High-level Specification for Two-way RSync Implementation

Introduction

The technology in this specification is adopted from http://rsync.samba.org, which explains the rsync technology, and http://rproxy.sourceforge.net/doc/protocol/protocol.html, which explains how to use rsync over HTTP to conserve download bandwidth.

This specification extends the model to allow uploads as well.

Rsync is most importantly a way of defining a "signature" for a file. A signature consists of a weak rolling checksum, to identify where blocks may begin, and a strong checksum over blocks of fixed size, to identify which blocks are different between two files with slightly different signatures. RProxy takes the basic diff/update algorithm used by rsync and allows it to be used over HTTP by browsers, proxies and/or Web servers.

This specification borrows from both rsync and RProxy.  It improves on rsync because it’s intended for use with Web pages over HTTP.  It improves on RProxy because it allows upload as well as download.  This enables synchronization of data in either direction.

Xdelta (http://boss.cae.wisc.edu/ftp/hpux/Users/xdelta-1.1.1/xdelta-1.1.1.README.html) is a binary diff format derived from the Rsync work: when two rsync signatures have been compared an xdelta diff can be generated from only one copy of the file (unlike most diff algorithms which require two copies of a file to generate a diff). Xdelta is the domininant diff format for this application because it meets the requirements of being a binary diff generator with source code available and compatible with rsync. The RProxy specifications at sourceforge.net use a customized 'gdiff' format, and I've asked why but haven’t received a response.

Both rsync and early xdelta releases are under GPL, although more recent releases are now under a BSD-style license.

This specification does not cover synchronization of metadata (properties).

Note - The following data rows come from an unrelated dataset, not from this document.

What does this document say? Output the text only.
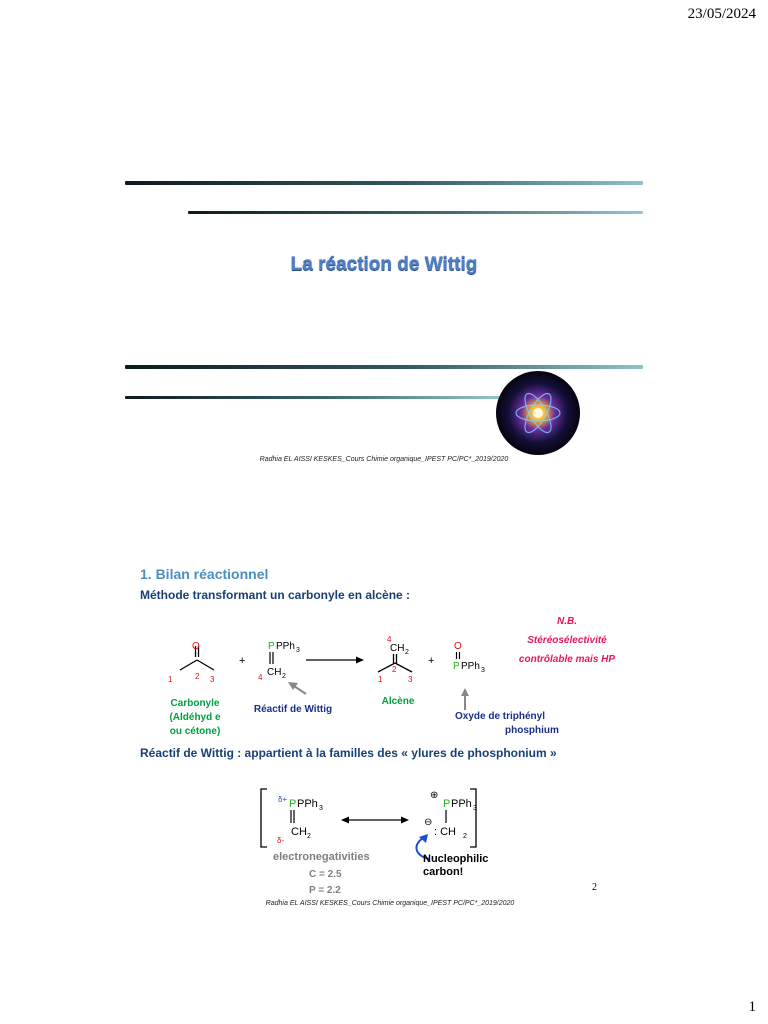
23/05/2024
La réaction de Wittig
Radhia EL AISSI KESKES_Cours Chimie organique_IPEST PC/PC*_2019/2020
1. Bilan réactionnel
Méthode transformant un carbonyle en alcène :
N.B.
Stéréosélectivité
contrôlable mais HP
O
1	2 3
+
P PPh 3
CH 2
4
4
CH 2
2
1	3
+
O
P PPh 3
Carbonyle
(Aldéhyd e
ou cétone)
Réactif de Wittig
Alcène
Oxyde de triphényl
phosphium
Réactif de Wittig : appartient à la familles des « ylures de phosphonium »
δ+ P PPh 3
CH 2
δ-
⊕
P PPh 3
⊖
: CH 2
electronegativities
C = 2.5
P = 2.2
Nucleophilic
carbon!
2
Radhia EL AISSI KESKES_Cours Chimie organique_IPEST PC/PC*_2019/2020
1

Requirements and Scenarios

The original requirements for this specification came from a  few scenarios:

·           Users wish to back-up parts of their computers to a WebDAV server.

·           Home machines can be synchronized with work machines and with laptops, using the WebDAV server as an intermediary.

Since the users in the scenarios often have slow links, the backup/restore functionality thus requires a bandwidth-conserving algorithm, and the Rsync model has been chosen.

The algorithm MUST allow for detection of a change on the server’s copy of the file so that the client can avoid overwriting those changes.This is to solve the two-client-machine synch problem: a client could synchronize from home and work, make changes at work and synchronize to the server, then make changes at home to the same file and try to synchronize. The client must be able to warn the user and allow them to cancel the operation before overwriting the original changes.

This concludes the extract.